Maya mengernyit, tidak biasanya suaminya merajuk seperti ini. Bahkan sejak mereka menikah dan bersama-sama di vila izu suaminya itu selalu memanjakannya, lembut dan sabar padanya. Tapi kenapa justru setelah tiba dirumah dia jadi seperti anak-anak yang minta perhatian lebih.
"Apa dia juga cemburu pada ayah? Konyol?!"
Maya menghela napas, "Baiklah sayang, katakan apa yang bisa ku lakukan untukmu?" Maya masih berdiri di depan suaminya.

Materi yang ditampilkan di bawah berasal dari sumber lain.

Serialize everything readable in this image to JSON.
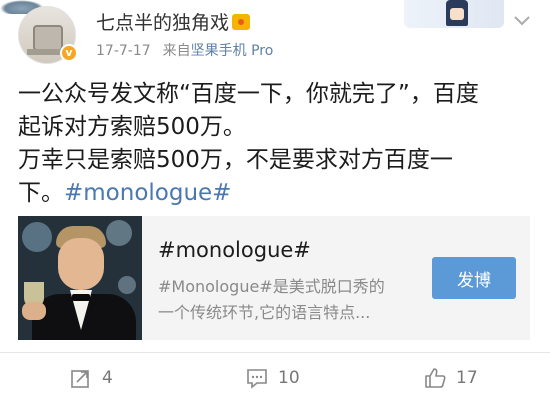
{
  "header": {
    "username": "七点半的独角戏",
    "verified_mark": "v",
    "date": "17-7-17",
    "source_prefix": "来自",
    "source": "坚果手机 Pro"
  },
  "post": {
    "lines": [
      "一公众号发文称“百度一下，你就完了”，百度",
      "起诉对方索赔500万。",
      "万幸只是索赔500万，不是要求对方百度一"
    ],
    "last_line_prefix": "下。",
    "hashtag": "#monologue#"
  },
  "card": {
    "title": "#monologue#",
    "desc_line1": "#Monologue#是美式脱口秀的",
    "desc_line2": "一个传统环节,它的语言特点...",
    "button_label": "发博"
  },
  "actions": {
    "repost_count": "4",
    "comment_count": "10",
    "like_count": "17"
  },
  "colors": {
    "link": "#4a78b0",
    "source": "#5f80a8",
    "button_bg": "#5b9ad6",
    "verified_badge": "#f6a623"
  },
  "icons": [
    "repost-icon",
    "comment-icon",
    "like-icon",
    "chevron-down-icon",
    "verified-icon",
    "crown-icon"
  ]
}
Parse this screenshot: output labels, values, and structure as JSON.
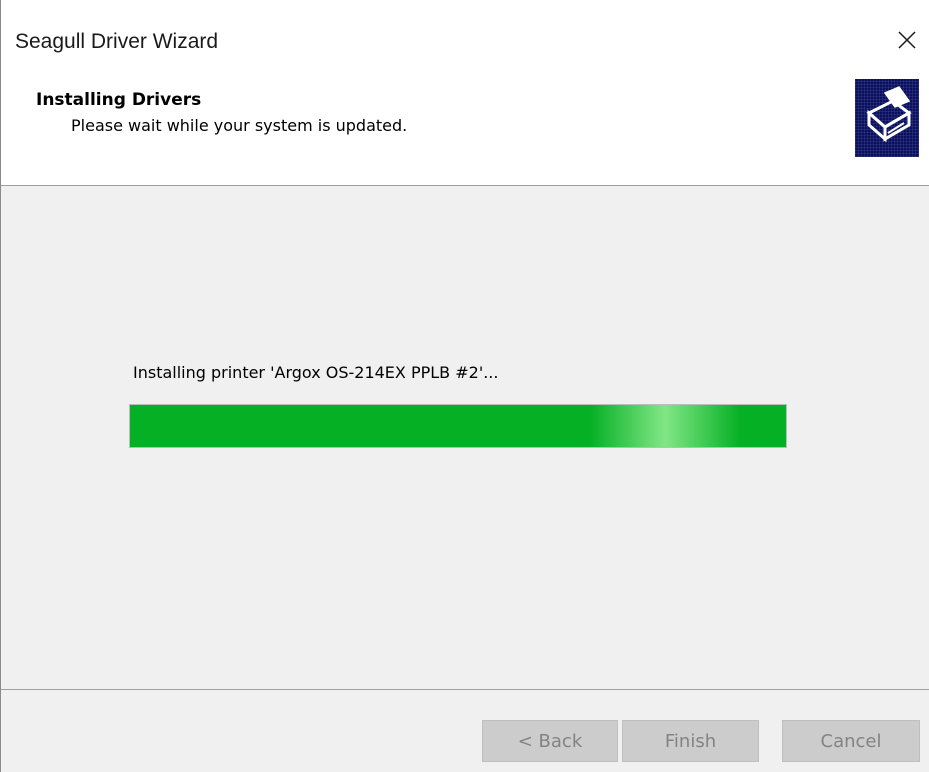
{
  "window": {
    "title": "Seagull Driver Wizard"
  },
  "header": {
    "title": "Installing Drivers",
    "subtitle": "Please wait while your system is updated.",
    "icon": "printer-install-icon"
  },
  "main": {
    "status_text": "Installing printer 'Argox OS-214EX PPLB #2'...",
    "progress": {
      "percent": 100,
      "color": "#06b025",
      "disabled_button_color": "#cccccc"
    }
  },
  "footer": {
    "back_label": "< Back",
    "finish_label": "Finish",
    "cancel_label": "Cancel"
  },
  "icons": {
    "close": "close-icon",
    "wizard_image": "printer-install-icon"
  }
}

Masumi menarik tangan Maya yang terlipat didada, membuat istrinya itu terjatuh di pangkuannya.
"Hei!"
"Aku mau kau," bisik Masumi seraya mendekap erat istrinya.
Maya terkikik, "Ya ampun Masumi, ini masih terlalu pagi dan aku juga sudah mandi,"
Masumi menciumi wajah Maya, "Aku tidak peduli, aku sudah menahan diri sejak semalam karena tahu kau lelah. Tapi melihatmu bangun pagi-pagi sekali hanya untuk ayah, membuatku menyesal sudah menahan diri," katanya tanpa berhenti mendaratkan kecupan-kecupan mesra di wajah dan leher istrinya.
Maya cekikikan geli, "Hentikan sayang," katanya.
"Hhmmm," Masumi masih terus melancarkan aksinya. Dia memutar tubuh Maya menghadap padanya. Istrinya itu duduk di atas pangkuannya dan menatapnya dengan geli.
"Jadi ini alasannya kenapa kau merajuk padaku?" Tanya Maya seraya menyandarkan tangannya di bahu suaminya. Semalam memang dia terlalu lelah dan langsung tidur, tidak berpikir kalau suaminya ternyata menginginkannya.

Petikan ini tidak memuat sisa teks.